「最強PV老人」張本勲はなぜバズりまくるのか
日曜日のテレビは「いつも通りの風景」が心地よく感じられます。「サンデーモーニング」から「サンデー・ジャポン」(最近は「ワイドナショー」もいいですね)、「NHKのど自慢」あるいは「アッコにおまかせ!」からの「新婚さんいらっしゃい!」「アタック25」、さらには「笑点」「サザエさん」と長寿番組が目白押しです。
中でも「日曜朝の顔」といえば張本勲さん、その人でしょう。日本プロ野球初の3000安打達成者。日本プロ球界で唯一、500本塁打&300盗塁をマークした男。1990年には野球殿堂入り。物凄い実績を誇る野球人であることは疑いようがない事実ですが、こんな仮説も成り立つのです。

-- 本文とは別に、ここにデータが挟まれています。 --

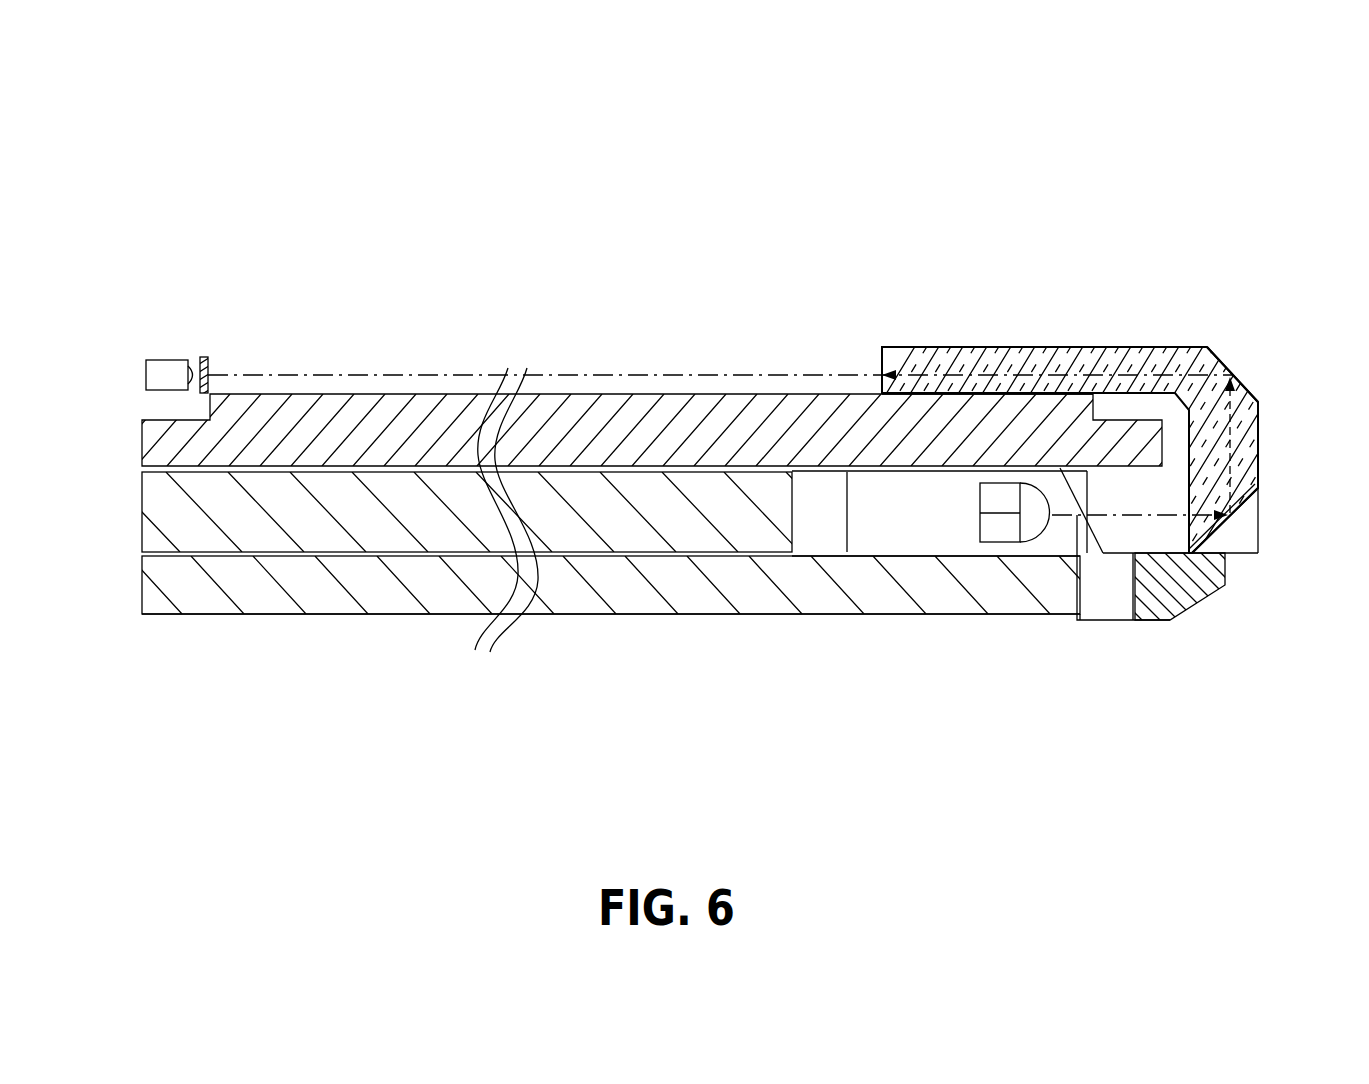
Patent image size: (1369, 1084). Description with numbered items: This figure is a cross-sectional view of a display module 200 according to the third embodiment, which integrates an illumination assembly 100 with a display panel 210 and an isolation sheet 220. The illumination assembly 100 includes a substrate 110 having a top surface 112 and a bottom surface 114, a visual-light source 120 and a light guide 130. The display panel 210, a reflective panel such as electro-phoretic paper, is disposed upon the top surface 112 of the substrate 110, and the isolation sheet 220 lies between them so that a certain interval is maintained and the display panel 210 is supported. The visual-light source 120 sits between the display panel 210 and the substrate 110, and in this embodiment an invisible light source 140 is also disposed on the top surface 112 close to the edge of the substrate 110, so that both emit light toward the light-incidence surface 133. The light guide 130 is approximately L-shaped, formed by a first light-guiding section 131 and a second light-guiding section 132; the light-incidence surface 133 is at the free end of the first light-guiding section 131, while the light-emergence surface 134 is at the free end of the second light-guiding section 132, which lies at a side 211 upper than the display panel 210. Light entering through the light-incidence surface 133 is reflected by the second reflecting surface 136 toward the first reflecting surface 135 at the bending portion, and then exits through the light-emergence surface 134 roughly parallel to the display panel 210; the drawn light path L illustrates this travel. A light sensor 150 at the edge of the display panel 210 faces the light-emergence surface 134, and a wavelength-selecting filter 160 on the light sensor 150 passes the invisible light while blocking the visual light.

The illumination assembly 100 is at (113, 318).
The substrate 110 is at (147, 582).
The top surface 112 is at (808, 546).
The bottom surface 114 is at (810, 622).
The visual-light source 120 is at (995, 497).
The light guide 130 is at (1092, 338).
The first light-guiding section 131 is at (1240, 440).
The second light-guiding section 132 is at (940, 358).
The light-incidence surface 133 is at (1187, 488).
The light-emergence surface 134 is at (880, 358).
The first reflecting surface 135 is at (1227, 368).
The second reflecting surface 136 is at (1255, 520).
The invisible light source 140 is at (992, 530).
The light sensor 150 is at (167, 360).
The wavelength-selecting filter 160 is at (205, 357).
The display module 200 is at (1185, 158).
The display panel 210 is at (146, 434).
The side 211 is at (1000, 390).
The isolation sheet 220 is at (225, 537).
The light L is at (1133, 515).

「張本勲の全盛期は、78歳になった今ではないか」と。
なぜならば、張本さんほど「数字を持っている」老人は今の日本でいないからです。
一例を挙げましょう。
日曜朝、張本さんの出番は8時45分。メガネ姿がいくつになってもソーキュートな唐橋ユミさんとともに、スタジオに現れます。オープニングから市民派、良識派のコメンテーターが国会やトランプ政権に苦言を呈した直後だけに、いくら正論といえども、ちょっぴり堅苦しい雰囲気に包まれているのも事実です。

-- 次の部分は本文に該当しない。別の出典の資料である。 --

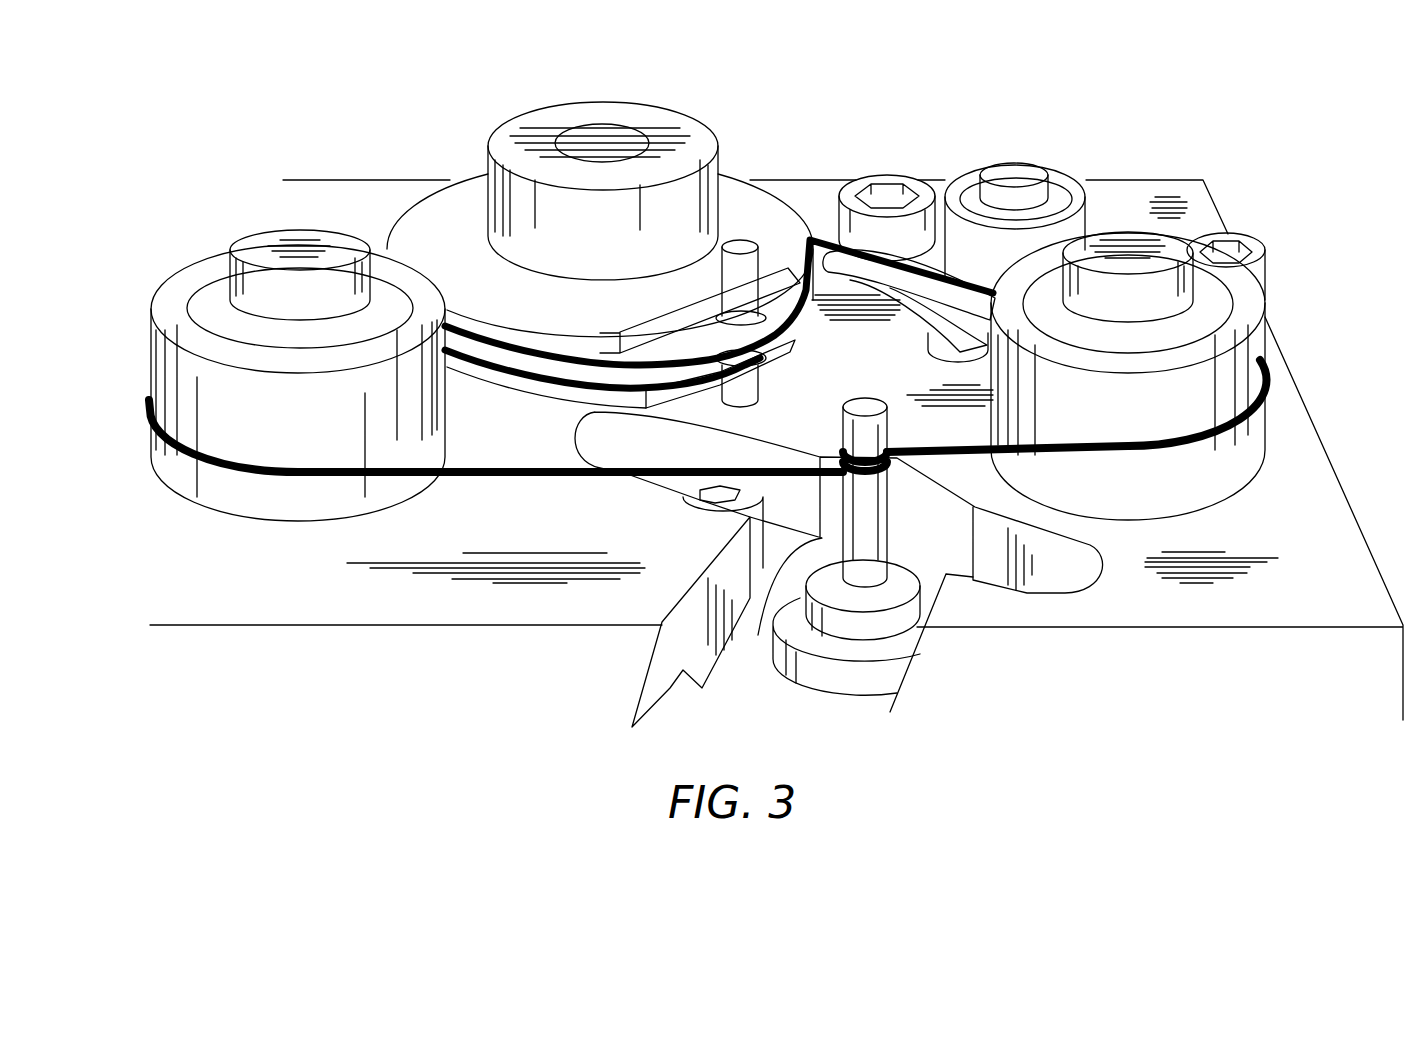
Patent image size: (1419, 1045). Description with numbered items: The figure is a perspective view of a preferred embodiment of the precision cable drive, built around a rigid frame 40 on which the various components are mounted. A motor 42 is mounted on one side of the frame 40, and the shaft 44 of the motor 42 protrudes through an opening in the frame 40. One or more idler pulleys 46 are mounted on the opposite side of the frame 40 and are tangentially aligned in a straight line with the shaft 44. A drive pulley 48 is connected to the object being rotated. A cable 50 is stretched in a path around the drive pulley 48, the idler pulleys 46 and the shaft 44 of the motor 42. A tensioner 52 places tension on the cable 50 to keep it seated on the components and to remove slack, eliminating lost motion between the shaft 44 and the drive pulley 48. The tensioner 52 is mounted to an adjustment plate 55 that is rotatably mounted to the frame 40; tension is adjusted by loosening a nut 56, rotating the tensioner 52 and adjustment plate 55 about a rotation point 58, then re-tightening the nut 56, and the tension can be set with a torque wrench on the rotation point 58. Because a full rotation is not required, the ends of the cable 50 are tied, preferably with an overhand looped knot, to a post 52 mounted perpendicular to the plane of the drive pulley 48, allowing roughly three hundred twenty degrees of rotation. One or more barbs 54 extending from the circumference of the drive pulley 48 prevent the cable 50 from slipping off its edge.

The rigid frame 40 is at (1308, 462).
The motor 42 is at (846, 676).
The shaft 44 is at (865, 543).
The idler pulleys 46 is at (178, 292).
The drive pulley 48 is at (697, 143).
The cable 50 is at (510, 478).
The tensioner 52 is at (741, 246).
The barbs 54 is at (796, 283).
The adjustment plate 55 is at (877, 293).
The nut 56 is at (910, 183).
The rotation point 58 is at (1243, 240).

しかし、張本さんの登場とともに穏やかな空気が流れるのはなぜでしょう。さっきまで厳しい表情だった関口宏さんも好々爺そのものに変わるのが分かります。
張本さんはやる気満々です。その特徴は大きく、以下の3点にあると言えます。
(1)簡潔に伝える
(2)必ず「爪痕」を残す
(3)準備を怠らない
まず(1)です。考えてもみて下さい。プロ23年間で3085安打も放ったレジェンド中のレジェンドですよ。卓越した打撃理論をお持ちであるのは明らかです。でも決して難解な持論を振りかざしたりはしない。悪い言い方をすれば乱暴ですが、ざっくりとしたコメントこそ、テレビ映えすることを熟知しているのです。
例えばアリゾナでキャンプ中の日本ハム・斎藤佑樹投手が打撃投手を務めた映像が流れた。ハリさんは言います。
「大きく期待する方が酷だから」
この時期、なかなか他の評論家が言いにくいことでも、ハッキリと言い切れるところが人気の秘訣です。
そして実は(2)が凄い。
日曜午前8時45分、メモを片手に一字一句を聞き漏らすまいと書き留めている人たちがいます。そう、スポーツ新聞も含めたネットニュースの記者です。張本さんはスポーツニッポンの専属評論家ですが、いつの間にか業界には「テレビでオンエアされた評論はその限りではない」という不文律ができていました。